Ik denk aan de buitengewone rol, die het bewijs e silentio (uit het stilzwijgen) speelt in de moderne critiek. Één van de voornaamste critici in ons vaderland schreef, vóór slechts enkele jaren, een boek, waarin het betoog uit de zoogenaamde onvervulde voorzeggingen een eerste plaats inneemt 64). Wij nemen daaruit het gedeelte, dat, naar wij vernamen, zelfs enkelen onzer kerk tot ongeloof heeft vervoerd. „Met . . . . zelfvertrouwen” zegt hij zijn „oordeel” te formuleeren over „de vervulling van de voorspellingen der Chaldeeuwsche periode.” „Jeremia,” dus schrijft hij, „verkondigde . . . . dat Nebucadrezar, de dienstknecht van Jahveh, in Egypte zijnen troon oprichten, en de bewoners deels dooden, deels als gevangenen wegvoeren zou . . . . Ezechiël . . . . sloot zich bij hem aan. Het staat bij hem vast, dat Egypte door Nebucadrezar veroverd . . . . zal worden. Zoo gewichtige feiten,” vervolgt onze schrijver, „kunnen onmogelijk onopgemerkt gebleven of spoorloos voorbijgegaan zijn. Wij hebben dus slechts te onderzoeken wat de oude schrijvers . . . . ons (des-) aangaande . . . . mededeelen . . . . De zaak zou sedert lang beslist zijn, indien niet diep ingewortelde vooroordeelen zich aankantten tegen het resultaat, waartoe het onpartijdig (sic) onderzoek voert. Immers, ja, Josephus bericht er wel iets van — maar bij heeft het bericht in quaestie in de profetiën van Jeremia gevonden. De excerpten uit Berosus bevatten niets, dat als bewijs . . . . zou kunnen dienen. De vader |40| der geschiedenis (verbeeldt u, Herodotus!) laat zelfs voor een voorspoedigen inval van Nebucadrezar in (Egypte)land geen ruimte . . .” Ergo, „dat de toekomst voor (Jeremia en) Ezechiël verborgen was . . . . is boven redelijke tegenspraak verheven . . . en zal eindelijk algemeen ingang vinden”!

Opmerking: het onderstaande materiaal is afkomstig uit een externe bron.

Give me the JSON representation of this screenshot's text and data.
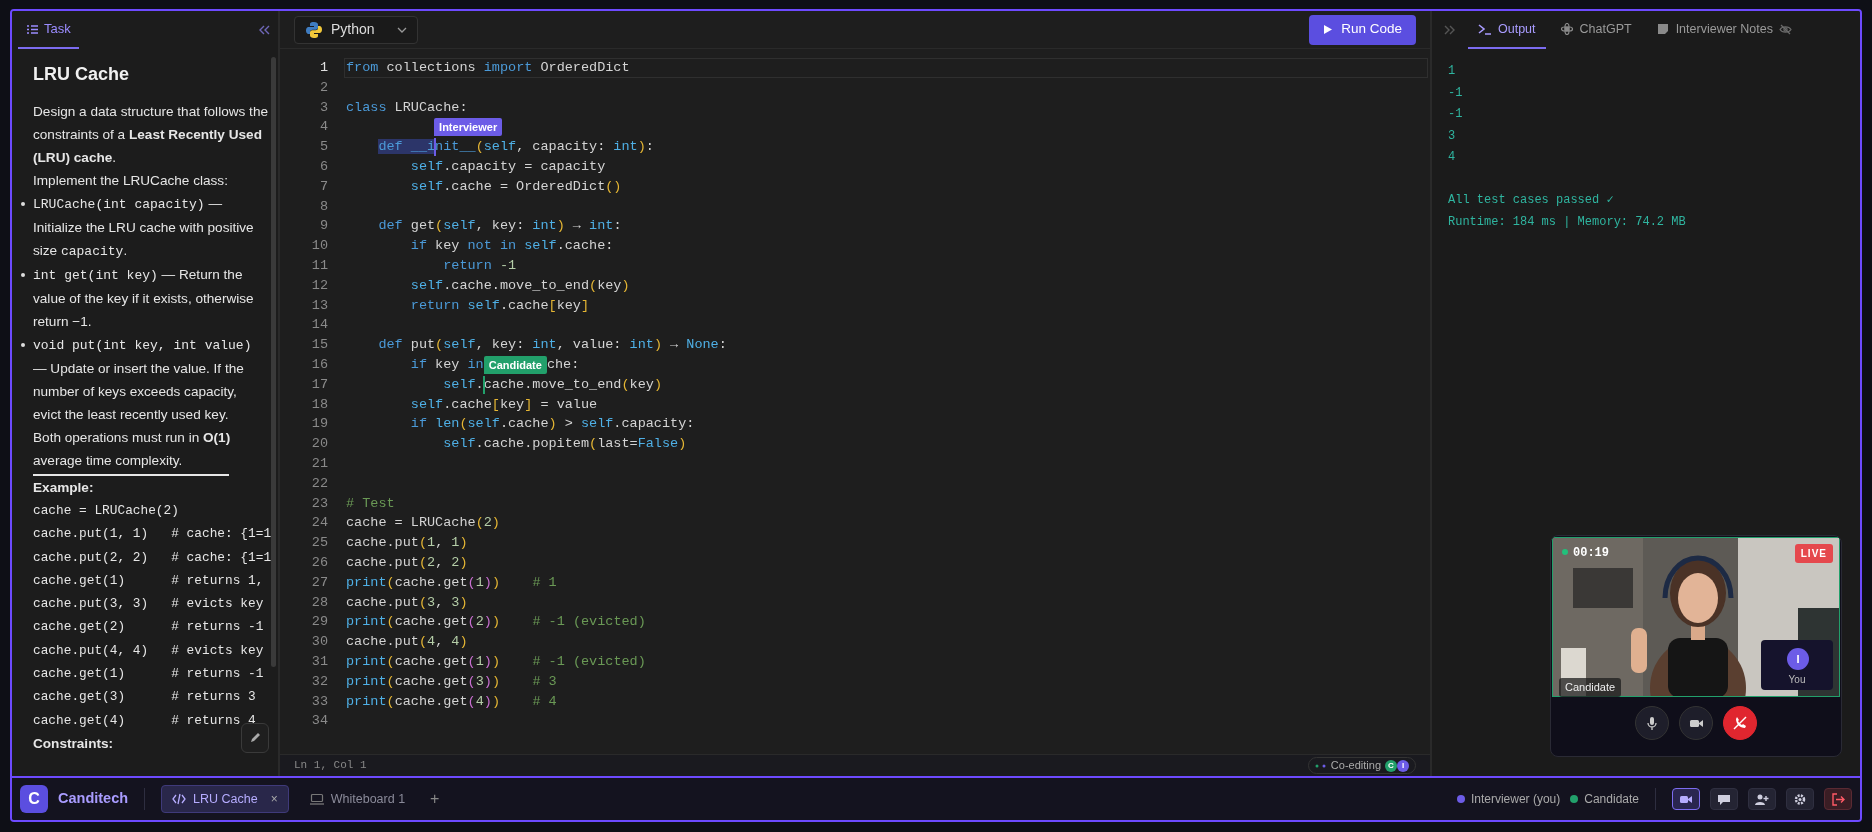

Zóó luidde op grond van — ja, waarvan? doch in elk geval met „volkomen verzekerdheid” het oordeel der moderne critiek. Een drietal jaren verloopt; onfeilbaar schijnt voor hare vereerders het vonnis. Wie der tegenstanders kon het ook weêrleggen?!

Maar opeens en bijna gelijktijdig dringt zich, hier een Egyptische neaphore-statua op den voorgrond, ginds laat zich een Babylonische terra-cotta-tafel vinden. 65) Zij zijn beide uit den tijd van Nebucadnezar en Pharao Hophra, en ieder biedt op zijne wijze dringend een inschrift aan. De wetenschap ontcijfert en juicht! De critiek leest, herleest ze, maar — wat verbazing teekent eensklaps haar gelaat, wat blos kleurt daar hare wangen! . . . . In flarden gescheurd wordt de mantel der zekerheid, haast zouden wij zeggen, der onfeilbaarheid, waarmede de trotsche zich had omhangen. Want deze inschriften verkondigen, vereenigd, dat Nebucadnezar, in ’t 37ste jaar zijner regeering een grooten triomftocht door geheel Egypte tot op de Ethiopische grenzen heeft gehouden — en thans moet zelfs Dr. Wiedemann getuigen, „dat de gegevens der profetieën van Jeremia en Ezechiël volkomen met de waarheid overeenstemmen” 66).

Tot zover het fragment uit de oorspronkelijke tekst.